専門学校でのカリキュラムは主に以下の通りです。

1年次

医療事務全般について学び、基礎知識で挑戦できる各種検定

2年次(3年次のある専門学校もある)

専門性の高い学習内容に移行し、医療事務の現場実習なども行う。また、診療情報管理士資格取得に向けた学習に集中し、試験対策を重点的に行う

診療情報管理士になるための通信講座

日本病院会では、「診療情報管理士通信教育」という通信講座を主催しています。これを受講することでも、診療情報管理士の受験資格を得ることができます。

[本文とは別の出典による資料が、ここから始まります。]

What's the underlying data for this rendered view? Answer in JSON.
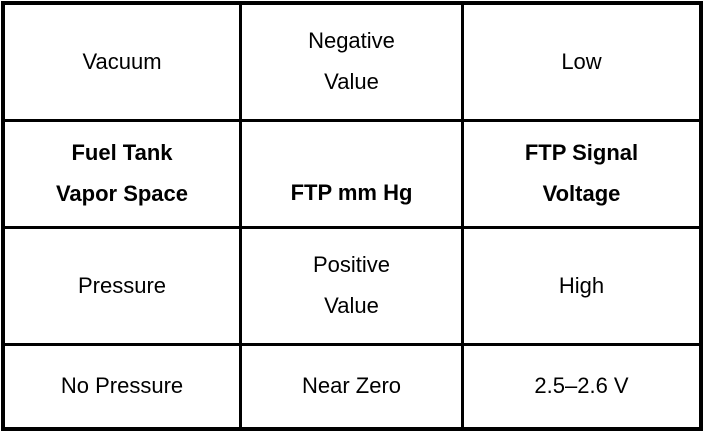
{
  "table": {
    "rows": [
      {
        "cells": [
          "Vacuum",
          "Negative\nValue",
          "Low"
        ]
      },
      {
        "cells": [
          "Fuel Tank\nVapor Space",
          "FTP mm Hg",
          "FTP Signal\nVoltage"
        ]
      },
      {
        "cells": [
          "Pressure",
          "Positive\nValue",
          "High"
        ]
      },
      {
        "cells": [
          "No Pressure",
          "Near Zero",
          "2.5–2.6 V"
        ]
      }
    ]
  }
}
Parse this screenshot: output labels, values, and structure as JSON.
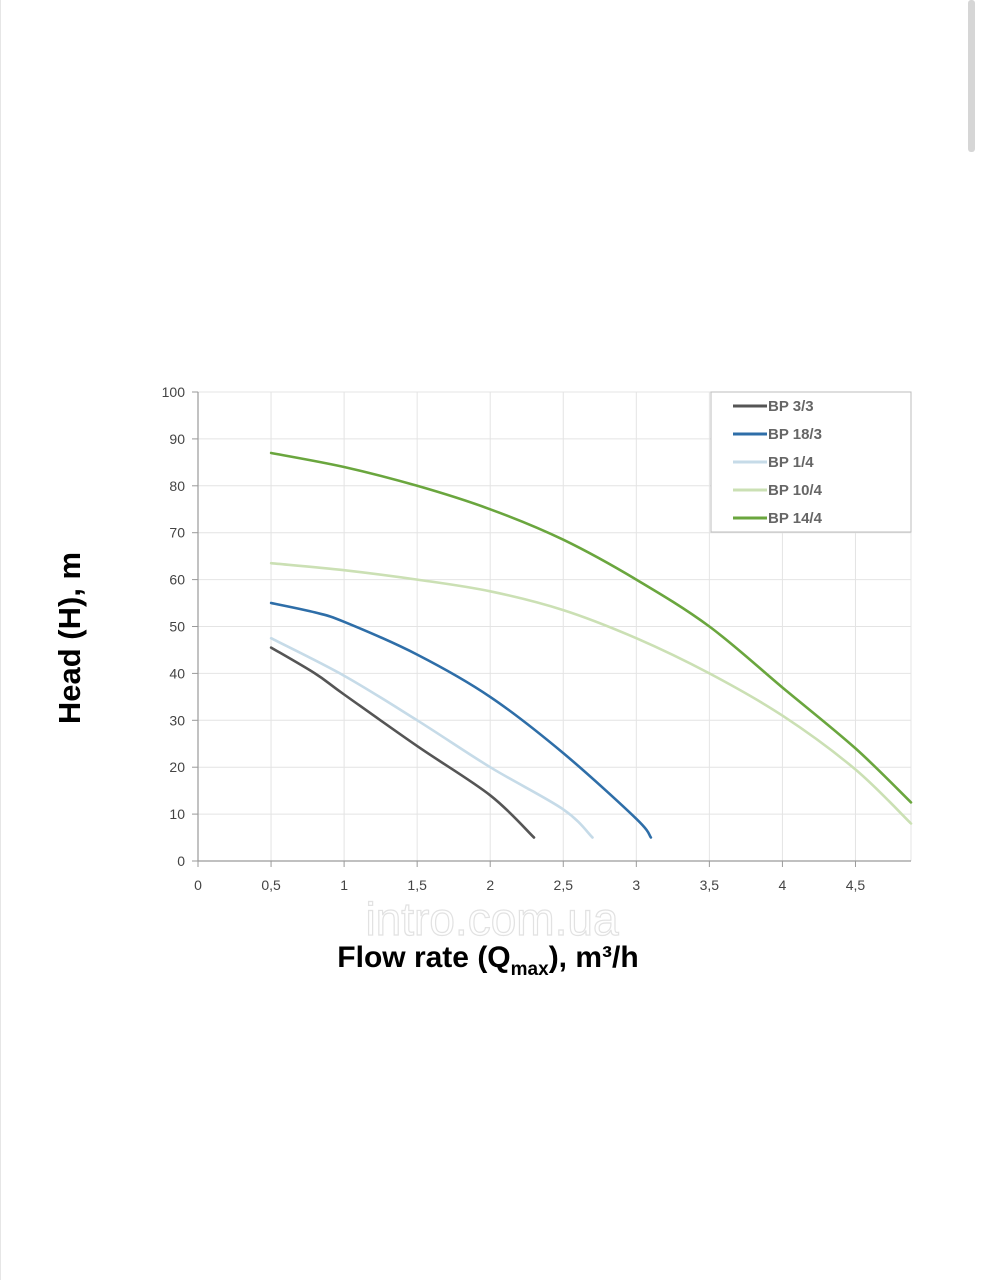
{
  "watermark": "intro.com.ua",
  "chart_data": {
    "type": "line",
    "xlabel": {
      "prefix": "Flow rate (Q",
      "subscript": "max",
      "suffix": "), m³/h"
    },
    "ylabel": "Head (H), m",
    "xlim": [
      0,
      4.88
    ],
    "ylim": [
      0,
      100
    ],
    "x_ticks": [
      {
        "value": 0,
        "label": "0"
      },
      {
        "value": 0.5,
        "label": "0,5"
      },
      {
        "value": 1,
        "label": "1"
      },
      {
        "value": 1.5,
        "label": "1,5"
      },
      {
        "value": 2,
        "label": "2"
      },
      {
        "value": 2.5,
        "label": "2,5"
      },
      {
        "value": 3,
        "label": "3"
      },
      {
        "value": 3.5,
        "label": "3,5"
      },
      {
        "value": 4,
        "label": "4"
      },
      {
        "value": 4.5,
        "label": "4,5"
      }
    ],
    "y_ticks": [
      {
        "value": 0,
        "label": "0"
      },
      {
        "value": 10,
        "label": "10"
      },
      {
        "value": 20,
        "label": "20"
      },
      {
        "value": 30,
        "label": "30"
      },
      {
        "value": 40,
        "label": "40"
      },
      {
        "value": 50,
        "label": "50"
      },
      {
        "value": 60,
        "label": "60"
      },
      {
        "value": 70,
        "label": "70"
      },
      {
        "value": 80,
        "label": "80"
      },
      {
        "value": 90,
        "label": "90"
      },
      {
        "value": 100,
        "label": "100"
      }
    ],
    "grid": true,
    "legend_position": "top-right",
    "series": [
      {
        "name": "BP 3/3",
        "color": "#555555",
        "points": [
          [
            0.5,
            45.5
          ],
          [
            0.8,
            40
          ],
          [
            1.0,
            35.5
          ],
          [
            1.5,
            24.5
          ],
          [
            2.0,
            14
          ],
          [
            2.3,
            5
          ]
        ]
      },
      {
        "name": "BP 18/3",
        "color": "#2e6ea8",
        "points": [
          [
            0.5,
            55
          ],
          [
            0.8,
            53
          ],
          [
            1.0,
            51
          ],
          [
            1.5,
            44
          ],
          [
            2.0,
            35
          ],
          [
            2.5,
            23
          ],
          [
            3.0,
            9
          ],
          [
            3.1,
            5
          ]
        ]
      },
      {
        "name": "BP 1/4",
        "color": "#c6dbe8",
        "points": [
          [
            0.5,
            47.5
          ],
          [
            1.0,
            39.5
          ],
          [
            1.5,
            30
          ],
          [
            2.0,
            20
          ],
          [
            2.5,
            11
          ],
          [
            2.7,
            5
          ]
        ]
      },
      {
        "name": "BP 10/4",
        "color": "#cbe0b4",
        "points": [
          [
            0.5,
            63.5
          ],
          [
            1.0,
            62
          ],
          [
            1.5,
            60
          ],
          [
            2.0,
            57.5
          ],
          [
            2.5,
            53.5
          ],
          [
            3.0,
            47.5
          ],
          [
            3.5,
            40
          ],
          [
            4.0,
            31
          ],
          [
            4.5,
            19.5
          ],
          [
            4.88,
            8
          ]
        ]
      },
      {
        "name": "BP 14/4",
        "color": "#6aa63e",
        "points": [
          [
            0.5,
            87
          ],
          [
            1.0,
            84
          ],
          [
            1.5,
            80
          ],
          [
            2.0,
            75
          ],
          [
            2.5,
            68.5
          ],
          [
            3.0,
            60
          ],
          [
            3.5,
            50
          ],
          [
            4.0,
            37
          ],
          [
            4.5,
            24
          ],
          [
            4.88,
            12.5
          ]
        ]
      }
    ]
  }
}
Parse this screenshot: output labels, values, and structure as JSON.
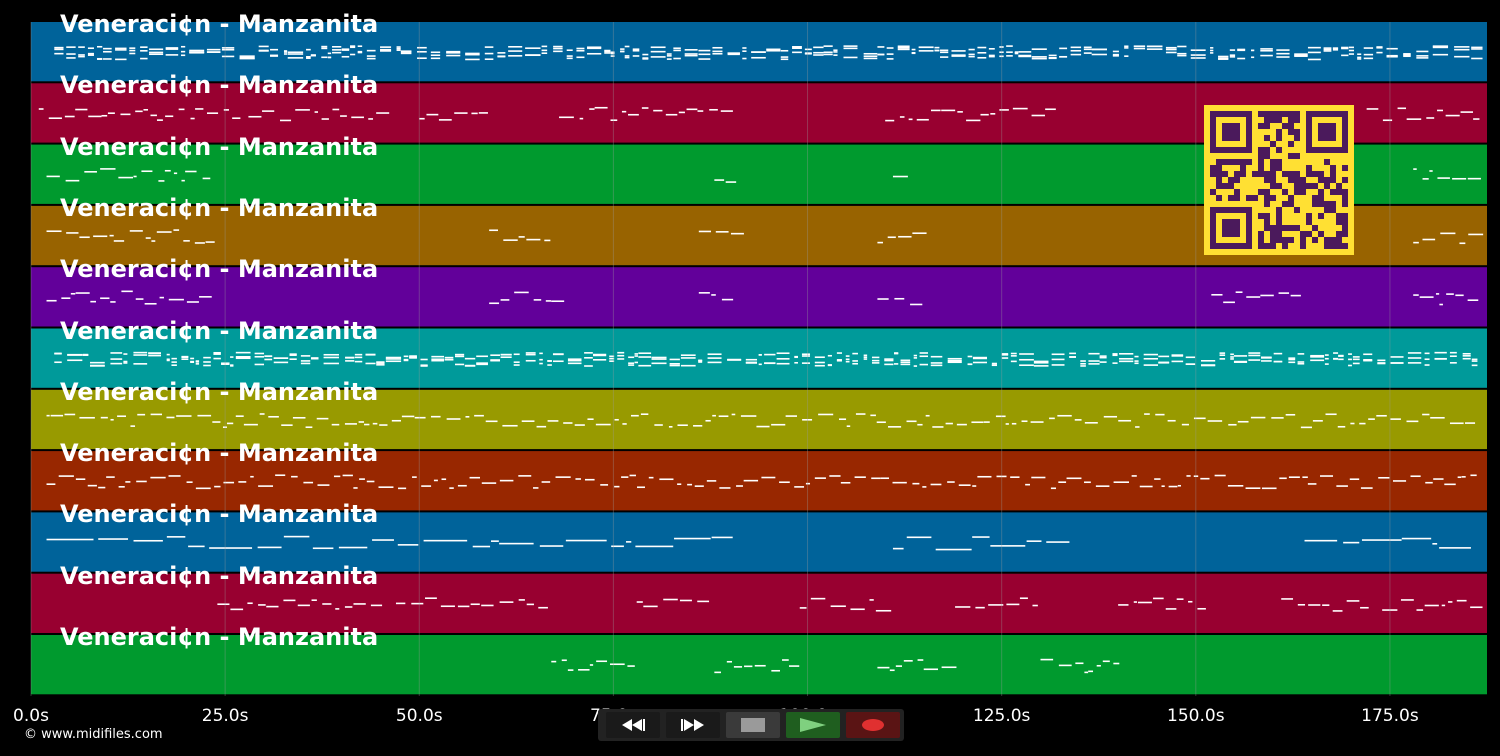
{
  "lanes": [
    {
      "title": "Veneraci¢n - Manzanita",
      "color": "#00639a",
      "pattern": "dense"
    },
    {
      "title": "Veneraci¢n - Manzanita",
      "color": "#980030",
      "pattern": "sparse-a"
    },
    {
      "title": "Veneraci¢n - Manzanita",
      "color": "#009a2e",
      "pattern": "sparse-b"
    },
    {
      "title": "Veneraci¢n - Manzanita",
      "color": "#986300",
      "pattern": "sparse-c"
    },
    {
      "title": "Veneraci¢n - Manzanita",
      "color": "#62009a",
      "pattern": "sparse-c"
    },
    {
      "title": "Veneraci¢n - Manzanita",
      "color": "#009a9a",
      "pattern": "dense"
    },
    {
      "title": "Veneraci¢n - Manzanita",
      "color": "#989a00",
      "pattern": "medium"
    },
    {
      "title": "Veneraci¢n - Manzanita",
      "color": "#982700",
      "pattern": "medium"
    },
    {
      "title": "Veneraci¢n - Manzanita",
      "color": "#00639a",
      "pattern": "long"
    },
    {
      "title": "Veneraci¢n - Manzanita",
      "color": "#980030",
      "pattern": "sparse-d"
    },
    {
      "title": "Veneraci¢n - Manzanita",
      "color": "#009a2e",
      "pattern": "sparse-e"
    }
  ],
  "time_axis": {
    "unit": "s",
    "max_seconds": 187.5,
    "ticks": [
      "0.0s",
      "25.0s",
      "50.0s",
      "75.0s",
      "100.0s",
      "125.0s",
      "150.0s",
      "175.0s"
    ],
    "tick_values": [
      0,
      25,
      50,
      75,
      100,
      125,
      150,
      175
    ]
  },
  "copyright": "© www.midifiles.com",
  "transport": {
    "buttons": [
      {
        "name": "rewind-button",
        "icon": "rewind-icon",
        "color": "#1a1a1a"
      },
      {
        "name": "fast-forward-button",
        "icon": "fast-forward-icon",
        "color": "#1a1a1a"
      },
      {
        "name": "stop-button",
        "icon": "stop-icon",
        "color": "#3a3a3a"
      },
      {
        "name": "play-button",
        "icon": "play-icon",
        "color": "#1f5e1f"
      },
      {
        "name": "record-button",
        "icon": "record-icon",
        "color": "#5a1414"
      }
    ]
  },
  "qr_code": {
    "fg": "#4b1a5c",
    "bg": "#ffe033"
  },
  "colors": {
    "background": "#000000",
    "gridline": "#9a9a9a",
    "notes": "#ffffff"
  }
}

診療情報管理士通信教育の受講資格は、2年制以上の短期大学・専門学校卒業以上の学歴です。

しかし一般病院勤務経験者であれば、高卒でも受講が可能です。受講に当たっては書類選考があります。

受講期間は基礎過程1年間、専門課程1年の計2年ですが、医師、看護師、薬剤師の資格を持つ人であれば、専門課程からのスタートとなります。

受講料は2年間で20万円、専門課程のみの受講は10万円です。

カリキュラムは基礎12科目、専門9科目、合計21科目によって構成されており、修了には基礎課程24単位、専門課程24単位の修得が必須となっています。

診療情報管理士通信教育を修了し、診療情報管理士資格を取得した認定者総数は1996年の開講以来、2014年までに29,529名を数えています。

専門学校と通信教育の比較

日本病院会認定専門学校で診療情報管理士になるための勉強をするメリットは、卒業後すぐに診療情報管理士の受験資格が与えられることです。

また、他の学生と切磋琢磨できる環境のため、モチベーションを保ちやすいでしょう。

デメリットは学費の高さです。2年制の専門学校の場合、入学金・学費の合計が200万円前後です。

通信教育のメリットは、自分のスケジュールに合わせて学習ができ、専門学校に比べ学費が10分の1ほどであることです。

デメリットとしては、個人学習のため常にモチベーションを保つ努力が必要なことが挙げられます。